While other freshman students who were accepted to the University of Southern through proper procedures were present during the first week of classes last August, social media star Olivia Giannulli, whose parents, actress Lori Loughlin and Mossimo Giannulli, are now facing five years in prison for allegedly paying $500,000 in bribes to ensure their daughters Isabella and Olivia got into USC, treated herself to a week in Fiji.
According to The Daily Mail, the day after classes began at USC, Olivia Giannulli posted a picture of herself in Fiji; she reportedly stayed there for the entire week of classes.
One post showed her on the beach with fellow YouTube personality Emma Chamberlain, captioned, “’Honeymoon season.” Another post featured her near palm leaves, captioned, “I like you Fiji, I like you a lot.”
The Daily Mail reported, “The trip was funded by shopping app Dote, who flew a number of social media influencers to the island in exchange for promotional posts. In addition to her Instagram snaps, Olivia also filmed a video of her trip which she uploaded when she returned to school.”
Last August Olivia Gianull released a video in which she stated, “I want the experience of game days and partying. I don’t really care about school, as you guys all know.”

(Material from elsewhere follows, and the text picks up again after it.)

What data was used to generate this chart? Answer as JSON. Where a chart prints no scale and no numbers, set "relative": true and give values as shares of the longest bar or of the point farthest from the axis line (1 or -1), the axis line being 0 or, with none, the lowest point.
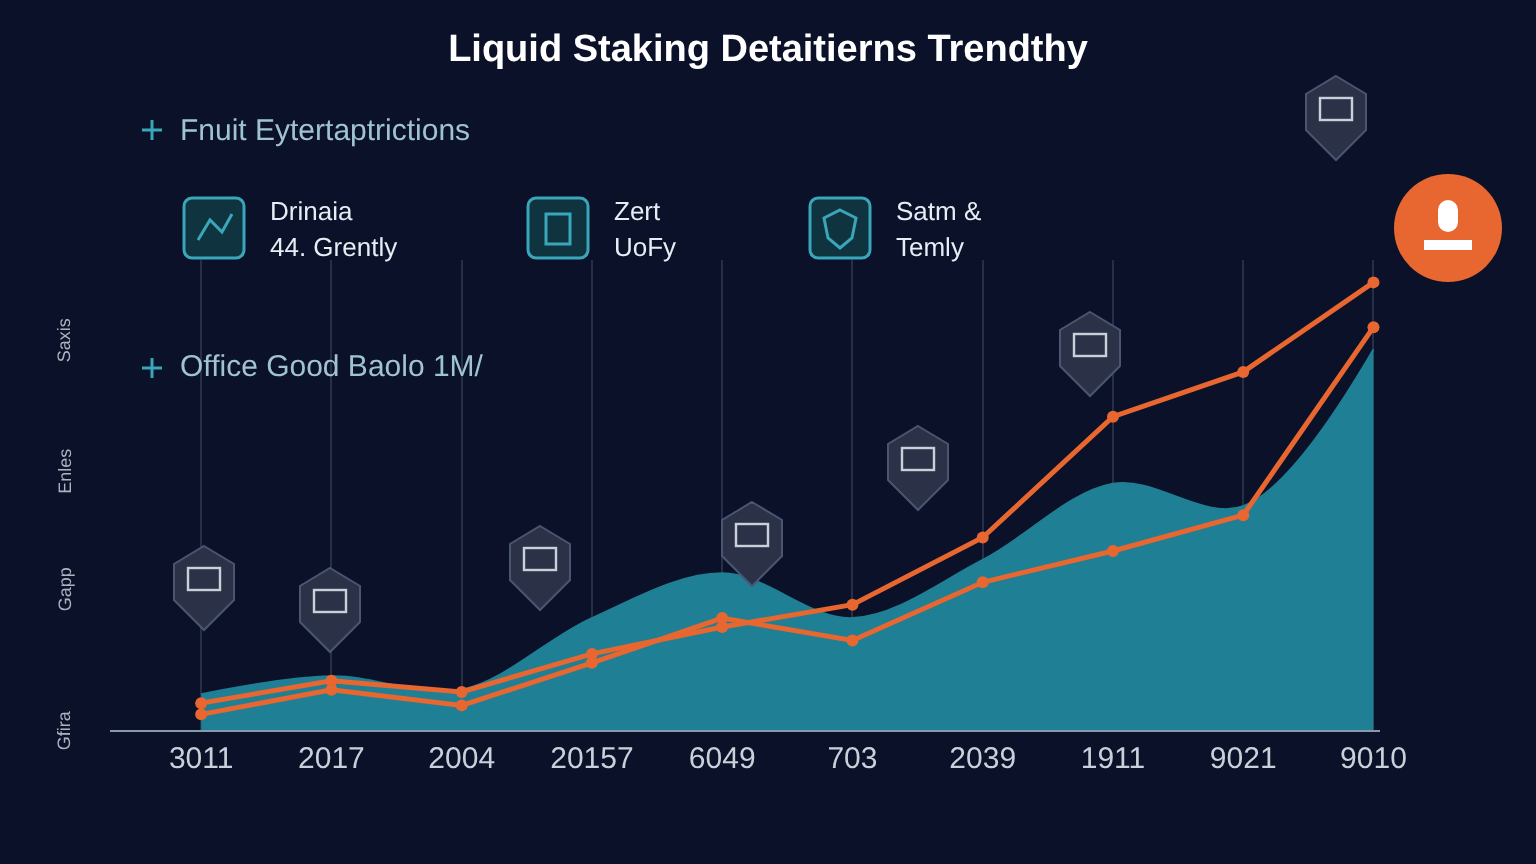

Gianulli was reportedly making over a million dollars a year before the scandal hit; but now Sephora and TRESemmé have terminated their association with her.
Giannulli’s parents allegedly portrayed their daughters, Olivia and her older sister Isabella, as recruits to the USC crew team after they figured that for the girls to be recruited as crew coxswains, bribes would have to be paid. The Chronicle of Higher Education reported, “At the time, Olivia Giannulli’s academic qualifications were ‘just below the low end of USC’s admissions standards,’ according to the affidavit. She enrolled at the university in the fall of 2018.”
The Daily Mail explained, “A short time after that, photos were taken of older daughter Isabella on an ergometer. Dr. Donna Heinel, the senior associate athletic director at USC, presented Isabella as a potential athletic recruit a month later and she was approved for conditional admission. It was then asked that a check be sent to Heinel for $50,000 from Giannulli.”
The process enabling Olivia to be accepted to USC was reportedly the same as her older sister’s: a donation of $200,000 was made to the Key Worldwide Foundation, headed by William Singer; a note was sent back averring that no good or services had been exchanged for the money.
But after Olivia was accepted to USC, her high school guidance counselor inquired about her admission since she did not row. Page Six noted that counselor “did not believe that either of the Giannullis’ daughters participated in crew, and was concerned that their applications may have contained misleading information.”
Heinel allegedly left a voice message for Singer saying that if the girls were “questioned at the school that they respond in a[n] appropriate way that they are, walk-on candidates for their respective sports … So I just don’t want anybody going into … [the Giannullis’ daughter’s high school], you know, yelling at counselors. That’ll shut everything — that’ll shut everything down.”
In October 2018, the IRS audited Key Worldwide and began to investigate donations that had been made.